3 of 96 comments (clear)

  1. I've always wondered by levik · · Score: 5, Funny

    If you lisence Amazon's 1-Click patent, do they give you an SDK to help understand this advanced and innovative technology?

    --
    Ñ'
  2. Re:Hmmmm, other motivations.... by goldspider · · Score: 5, Insightful
    "Not to be entirely cynical but what are the odds that Microsoft had a little bit to do with the review by the USPTO."

    And what if they did? It's a patent that, in all likelihood, never should have been awarded, so it really doesn't matter much to me who got the USPTO to examine it as long as it and bad patents like it are thrown out.

    Seriously people, you have to stop cutting off your nose to spite your face. This is a good thing!

    --
    "Ask not what your country can do for you." --John F. Kennedy
  3. Re:Pattent System by *weasel · · Score: 5, Interesting

    there's something to be said for limited application resubmissions.

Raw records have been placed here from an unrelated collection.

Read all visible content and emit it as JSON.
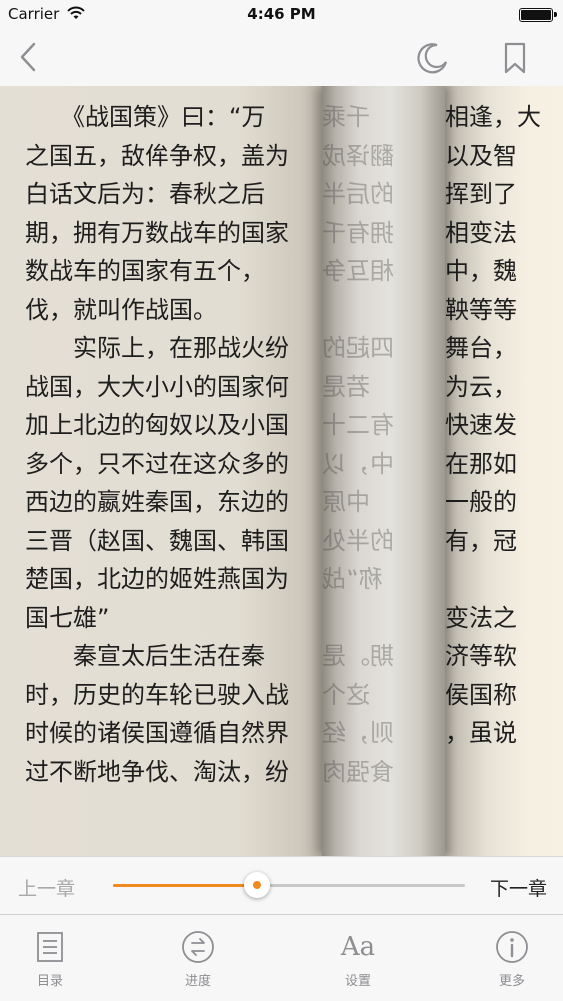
{
  "status_bar": {
    "carrier": "Carrier",
    "time": "4:46 PM"
  },
  "nav_bar": {
    "back_icon": "chevron-left-icon",
    "night_icon": "moon-icon",
    "bookmark_icon": "bookmark-icon"
  },
  "reader": {
    "left_lines": [
      "　　《战国策》曰：“万",
      "之国五，敌侔争权，盖为",
      "白话文后为：春秋之后",
      "期，拥有万数战车的国家",
      "数战车的国家有五个，",
      "伐，就叫作战国。",
      "　　实际上，在那战火纷",
      "战国，大大小小的国家何",
      "加上北边的匈奴以及小国",
      "多个，只不过在这众多的",
      "西边的嬴姓秦国，东边的",
      "三晋（赵国、魏国、韩国",
      "楚国，北边的姬姓燕国为",
      "国七雄”",
      "　　秦宣太后生活在秦",
      "时，历史的车轮已驶入战",
      "时候的诸侯国遵循自然界",
      "过不断地争伐、淘汰，纷"
    ],
    "fold_lines": [
      "千乘",
      "翻译成",
      "的后半",
      "拥有千",
      "相互争",
      "",
      "四起的",
      "若是",
      "有二十",
      "中，以",
      "中原",
      "的半处",
      "称“战",
      "",
      "期。是",
      "这个",
      "则，经",
      "食强肉"
    ],
    "right_lines": [
      "相逢，大",
      "以及智",
      "挥到了",
      "相变法",
      "中，魏",
      "鞅等等",
      "舞台，",
      "为云，",
      "快速发",
      "在那如",
      "一般的",
      "有，冠",
      "",
      "变法之",
      "济等软",
      "侯国称",
      "，虽说",
      ""
    ]
  },
  "progress": {
    "prev_label": "上一章",
    "next_label": "下一章",
    "value": 0.41,
    "accent_color": "#f08a1e"
  },
  "tab_bar": {
    "items": [
      {
        "label": "目录",
        "icon": "list-icon"
      },
      {
        "label": "进度",
        "icon": "progress-icon"
      },
      {
        "label": "设置",
        "icon": "font-settings-icon",
        "glyph": "Aa"
      },
      {
        "label": "更多",
        "icon": "info-icon"
      }
    ]
  }
}
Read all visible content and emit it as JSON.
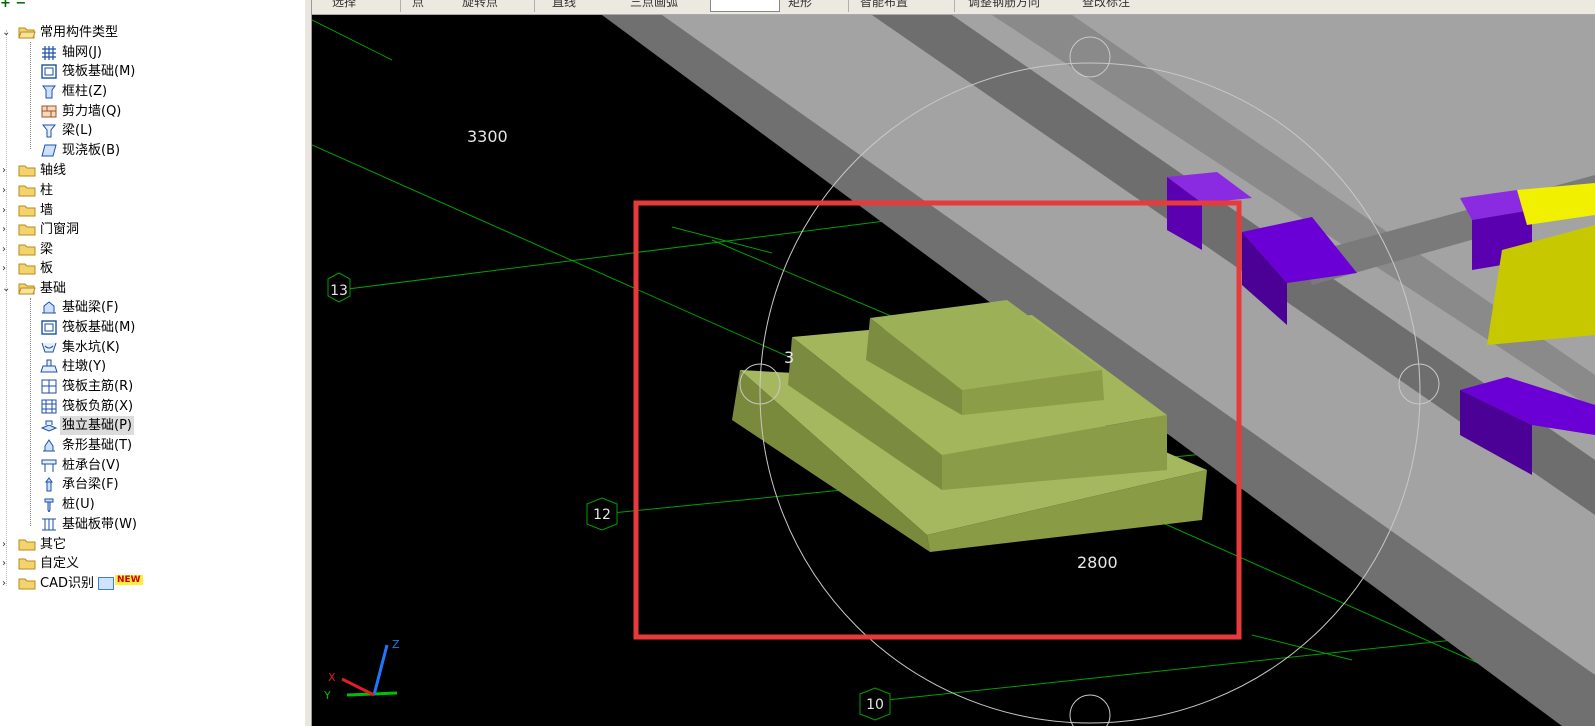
{
  "toolbar": {
    "items": [
      "选择",
      "点",
      "旋转点",
      "直线",
      "三点画弧",
      "矩形",
      "智能布置",
      "调整钢筋方向",
      "查改标注"
    ]
  },
  "tree": {
    "common": {
      "label": "常用构件类型",
      "children": [
        "轴网(J)",
        "筏板基础(M)",
        "框柱(Z)",
        "剪力墙(Q)",
        "梁(L)",
        "现浇板(B)"
      ]
    },
    "groups": [
      "轴线",
      "柱",
      "墙",
      "门窗洞",
      "梁",
      "板"
    ],
    "foundation": {
      "label": "基础",
      "children": [
        "基础梁(F)",
        "筏板基础(M)",
        "集水坑(K)",
        "柱墩(Y)",
        "筏板主筋(R)",
        "筏板负筋(X)",
        "独立基础(P)",
        "条形基础(T)",
        "桩承台(V)",
        "承台梁(F)",
        "桩(U)",
        "基础板带(W)"
      ],
      "selected_index": 6
    },
    "others": [
      "其它",
      "自定义",
      "CAD识别"
    ],
    "new_badge": "NEW"
  },
  "viewport": {
    "dims": [
      "3300",
      "2800",
      "3"
    ],
    "axis_labels": [
      "13",
      "12",
      "10"
    ],
    "triad": {
      "x": "X",
      "y": "Y",
      "z": "Z"
    },
    "colors": {
      "background": "#000000",
      "grid": "#00a000",
      "footing": "#9db55c",
      "slab": "#a3a3a3",
      "beam": "#6e6e6e",
      "column_purple": "#6a00d6",
      "column_yellow": "#f0f000",
      "highlight": "#e83a3a"
    }
  }
}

    the current malicious patent application process is to submit as broad and vague a patent as possible (particularly in software) and resubmit over and over, narrowing it down only as much as the particular examiner requires.
    (not all patent applying company's do this - but the ones who do, -always- do).

    at some point there should be a mechanism to prevent such obvious and disingenuous 'gaming' of the system.

    the patent idea is supposed to be cooperative: a limited monopoly for an inventor in return for public disclosure of the invention (provided it meets the qualifications for being patentable), with the intent of enriching the public domain.

    the business practice of filing patents for litigation purposes (sue your competitors out of business because they can't even afford to -defend- themselves) - is equal parts sickening and maddening.

    Patent litigation should have to go through a review process at the USPTO to determine fitness of the claim (paid for by the sue-er, reimbursed by the infringer in the event of guilt).

    instead we wind up having vague patents that are pushed across a reviewer's desk as fast as possible, being enforced in a court of law that does not and should not have the technical expertise to determine veracity of the claim.

    If there was an internal USPTO review process prior to litigation - then they'd have the authority to revoke, suspend, or demand more specific clarification of overly broad patents that slipped through.

    but for some reason there's never a call to restructure the procedures for established government bureaus. even when disaster strikes, and the problems hit the forefront, the solution always seems to be simply to create yet-another-layer of bureaucracy.

    --
    // "Can't clowns and pirates just -try- to get along?"